As human activities are made safer, it tends to make us overconfident and take higher risks. This unintended consequence of increased safety has vast implications including, but not limited to, adventure sports, road safety, and stock markets.
Question for you. How many parachutes does one need to try skydiving? One, two?
Technically, none. That is if you want to jump only once. To do it more than once you need the parachute. Don’t you?
Well, I agree this was a weak attempt of starting this post with humour. But on a serious note, I am sure you know that every skydiver jumps with a reserve parachute. And what if the both the chutes don’t open? Well…so much for skydiving!

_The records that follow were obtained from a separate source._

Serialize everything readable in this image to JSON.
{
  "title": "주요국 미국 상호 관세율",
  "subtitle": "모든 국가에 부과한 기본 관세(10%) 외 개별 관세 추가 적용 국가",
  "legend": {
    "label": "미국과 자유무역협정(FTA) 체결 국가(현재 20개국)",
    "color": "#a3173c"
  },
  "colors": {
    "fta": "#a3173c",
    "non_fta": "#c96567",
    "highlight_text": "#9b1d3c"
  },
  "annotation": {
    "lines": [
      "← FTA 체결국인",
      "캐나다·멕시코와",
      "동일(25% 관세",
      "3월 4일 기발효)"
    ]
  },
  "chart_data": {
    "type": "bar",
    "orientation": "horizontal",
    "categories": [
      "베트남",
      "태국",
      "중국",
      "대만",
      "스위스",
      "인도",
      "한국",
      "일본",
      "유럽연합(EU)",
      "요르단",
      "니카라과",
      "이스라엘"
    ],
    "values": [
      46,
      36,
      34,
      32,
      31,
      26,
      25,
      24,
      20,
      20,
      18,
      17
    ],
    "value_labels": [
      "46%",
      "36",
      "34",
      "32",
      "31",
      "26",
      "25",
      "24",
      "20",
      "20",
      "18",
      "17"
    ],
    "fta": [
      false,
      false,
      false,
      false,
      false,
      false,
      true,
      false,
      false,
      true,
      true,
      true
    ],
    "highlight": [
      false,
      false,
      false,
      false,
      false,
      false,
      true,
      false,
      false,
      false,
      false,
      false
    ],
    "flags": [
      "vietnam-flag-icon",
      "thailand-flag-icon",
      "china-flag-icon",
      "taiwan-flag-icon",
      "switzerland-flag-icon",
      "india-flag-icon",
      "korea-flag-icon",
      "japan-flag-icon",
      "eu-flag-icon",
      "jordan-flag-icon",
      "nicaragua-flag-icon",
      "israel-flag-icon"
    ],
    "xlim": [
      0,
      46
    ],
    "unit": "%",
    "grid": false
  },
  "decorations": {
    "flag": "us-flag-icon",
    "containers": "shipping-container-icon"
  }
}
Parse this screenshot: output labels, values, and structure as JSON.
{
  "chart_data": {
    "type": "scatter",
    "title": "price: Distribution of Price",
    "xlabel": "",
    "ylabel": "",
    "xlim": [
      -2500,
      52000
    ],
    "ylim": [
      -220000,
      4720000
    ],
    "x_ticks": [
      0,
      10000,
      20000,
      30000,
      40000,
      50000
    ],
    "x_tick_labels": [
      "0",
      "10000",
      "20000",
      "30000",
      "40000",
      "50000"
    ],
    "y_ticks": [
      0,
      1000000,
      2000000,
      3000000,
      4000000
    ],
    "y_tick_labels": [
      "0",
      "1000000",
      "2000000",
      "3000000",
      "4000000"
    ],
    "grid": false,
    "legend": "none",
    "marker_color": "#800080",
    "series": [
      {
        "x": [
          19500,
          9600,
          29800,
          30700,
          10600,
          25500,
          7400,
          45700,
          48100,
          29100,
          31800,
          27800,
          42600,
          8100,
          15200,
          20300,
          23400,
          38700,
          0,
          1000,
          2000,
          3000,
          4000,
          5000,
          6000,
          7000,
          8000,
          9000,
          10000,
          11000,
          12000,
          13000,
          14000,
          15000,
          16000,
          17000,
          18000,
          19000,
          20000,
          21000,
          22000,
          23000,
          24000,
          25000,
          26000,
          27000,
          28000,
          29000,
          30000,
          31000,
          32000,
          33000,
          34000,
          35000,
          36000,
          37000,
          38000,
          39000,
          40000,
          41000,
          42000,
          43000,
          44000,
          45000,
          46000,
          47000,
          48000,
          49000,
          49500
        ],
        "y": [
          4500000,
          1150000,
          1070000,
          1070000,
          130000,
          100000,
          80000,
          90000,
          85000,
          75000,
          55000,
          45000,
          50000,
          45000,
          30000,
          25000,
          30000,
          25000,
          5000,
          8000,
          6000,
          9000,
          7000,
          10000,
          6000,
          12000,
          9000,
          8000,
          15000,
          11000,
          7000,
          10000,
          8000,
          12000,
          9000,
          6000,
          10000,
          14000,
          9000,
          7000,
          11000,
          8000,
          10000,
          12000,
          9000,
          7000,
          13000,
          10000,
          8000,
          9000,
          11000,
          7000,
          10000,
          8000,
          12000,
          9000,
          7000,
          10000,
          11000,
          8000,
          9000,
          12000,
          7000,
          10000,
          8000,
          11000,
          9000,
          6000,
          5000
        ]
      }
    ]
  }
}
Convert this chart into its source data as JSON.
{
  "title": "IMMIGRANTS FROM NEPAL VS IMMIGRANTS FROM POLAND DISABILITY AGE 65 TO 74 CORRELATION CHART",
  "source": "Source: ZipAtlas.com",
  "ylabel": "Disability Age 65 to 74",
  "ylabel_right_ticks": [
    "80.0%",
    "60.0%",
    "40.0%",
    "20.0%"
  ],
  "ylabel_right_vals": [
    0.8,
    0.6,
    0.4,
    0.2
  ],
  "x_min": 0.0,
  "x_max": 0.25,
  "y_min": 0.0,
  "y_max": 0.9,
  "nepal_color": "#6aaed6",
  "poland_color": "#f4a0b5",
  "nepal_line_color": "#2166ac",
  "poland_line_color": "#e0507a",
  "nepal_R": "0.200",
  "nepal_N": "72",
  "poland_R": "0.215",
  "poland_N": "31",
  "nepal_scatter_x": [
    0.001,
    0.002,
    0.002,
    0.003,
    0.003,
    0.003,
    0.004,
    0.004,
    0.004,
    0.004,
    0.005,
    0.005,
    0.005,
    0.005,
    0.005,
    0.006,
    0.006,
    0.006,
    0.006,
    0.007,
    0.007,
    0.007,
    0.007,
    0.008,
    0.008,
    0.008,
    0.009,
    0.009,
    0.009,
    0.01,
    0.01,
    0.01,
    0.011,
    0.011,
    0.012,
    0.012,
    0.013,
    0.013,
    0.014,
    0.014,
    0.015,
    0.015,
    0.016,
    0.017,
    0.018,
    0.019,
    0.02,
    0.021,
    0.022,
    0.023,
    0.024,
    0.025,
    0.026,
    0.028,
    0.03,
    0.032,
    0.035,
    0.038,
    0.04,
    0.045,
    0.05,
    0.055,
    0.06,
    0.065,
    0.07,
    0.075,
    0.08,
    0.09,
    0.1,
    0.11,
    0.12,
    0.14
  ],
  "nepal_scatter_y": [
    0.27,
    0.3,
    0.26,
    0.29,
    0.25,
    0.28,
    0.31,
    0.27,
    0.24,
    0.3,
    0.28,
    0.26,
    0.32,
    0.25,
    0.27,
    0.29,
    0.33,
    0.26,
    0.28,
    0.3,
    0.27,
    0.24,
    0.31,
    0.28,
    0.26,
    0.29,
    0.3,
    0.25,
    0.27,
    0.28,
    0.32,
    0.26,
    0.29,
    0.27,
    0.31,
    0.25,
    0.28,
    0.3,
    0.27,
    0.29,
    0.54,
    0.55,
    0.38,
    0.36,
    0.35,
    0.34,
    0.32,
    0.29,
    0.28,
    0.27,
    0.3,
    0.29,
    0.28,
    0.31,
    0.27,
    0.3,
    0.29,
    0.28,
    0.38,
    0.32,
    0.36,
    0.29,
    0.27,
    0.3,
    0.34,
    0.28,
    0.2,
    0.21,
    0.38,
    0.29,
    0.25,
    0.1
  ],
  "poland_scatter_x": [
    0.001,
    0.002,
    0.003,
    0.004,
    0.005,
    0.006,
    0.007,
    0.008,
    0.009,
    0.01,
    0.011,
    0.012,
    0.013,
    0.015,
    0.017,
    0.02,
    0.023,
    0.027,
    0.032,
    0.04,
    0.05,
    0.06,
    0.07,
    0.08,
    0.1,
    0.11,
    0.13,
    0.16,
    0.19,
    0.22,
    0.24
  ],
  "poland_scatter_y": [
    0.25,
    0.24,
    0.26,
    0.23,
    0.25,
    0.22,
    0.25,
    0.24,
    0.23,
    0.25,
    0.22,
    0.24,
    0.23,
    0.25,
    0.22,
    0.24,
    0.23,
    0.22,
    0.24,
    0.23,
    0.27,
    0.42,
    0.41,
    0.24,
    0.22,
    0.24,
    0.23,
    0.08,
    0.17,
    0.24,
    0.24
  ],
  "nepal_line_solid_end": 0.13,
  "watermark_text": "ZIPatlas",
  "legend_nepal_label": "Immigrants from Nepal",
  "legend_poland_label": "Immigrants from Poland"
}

Instead of wondering about the number of parachutes, a more interesting question to ask here is this: does an additional chute make skydiving safer? “Of course! It should,” most people will argue, “When a skydiver knows that there’s a backup for the emergency, wouldn’t he feel safer? Isn’t that the reason skydiving, as a sport, has become so popular that hundreds of thousands of people indulge in it every year?”
But if you dig deeper into above statement, you’d realise that there lies the paradox of safety. Statistics reveal that even though skydiving equipment has made huge leaps forward for improving reliability, the fatality rate has stayed roughly constant when adjusted for the increasing number of participants.
The backup parachute and other safety measures seem to reduce the risk only for a short while until the skydivers start feeling safer and, unfortunately, overconfident. This overconfidence promotes the skydivers to attempt even riskier manoeuvres which defeats the purpose of having the additional safety.
Skydiving pioneer Bill Booth observed – “The safer skydiving gear becomes, the more chances skydivers will take, in order to keep the fatality rate constant.”
This phenomenon isn’t limited to skydiving alone. Take skiing for example. Recent studies indicate that skiers wearing helmets go faster on average than non-helmeted skiers, and that overall risk index is higher in helmeted skiers than non-helmeted skiers. Moreover, while helmets may help prevent minor head injuries, increased usage of safety headgear has not reduced the overall fatality rate.
So, am I arguing that people should stop wearing helmets and jump with a single chute only? No. That would be a defeatist view. My intention is to draw your attention to a less known behavioural bias called Peltzman Effect.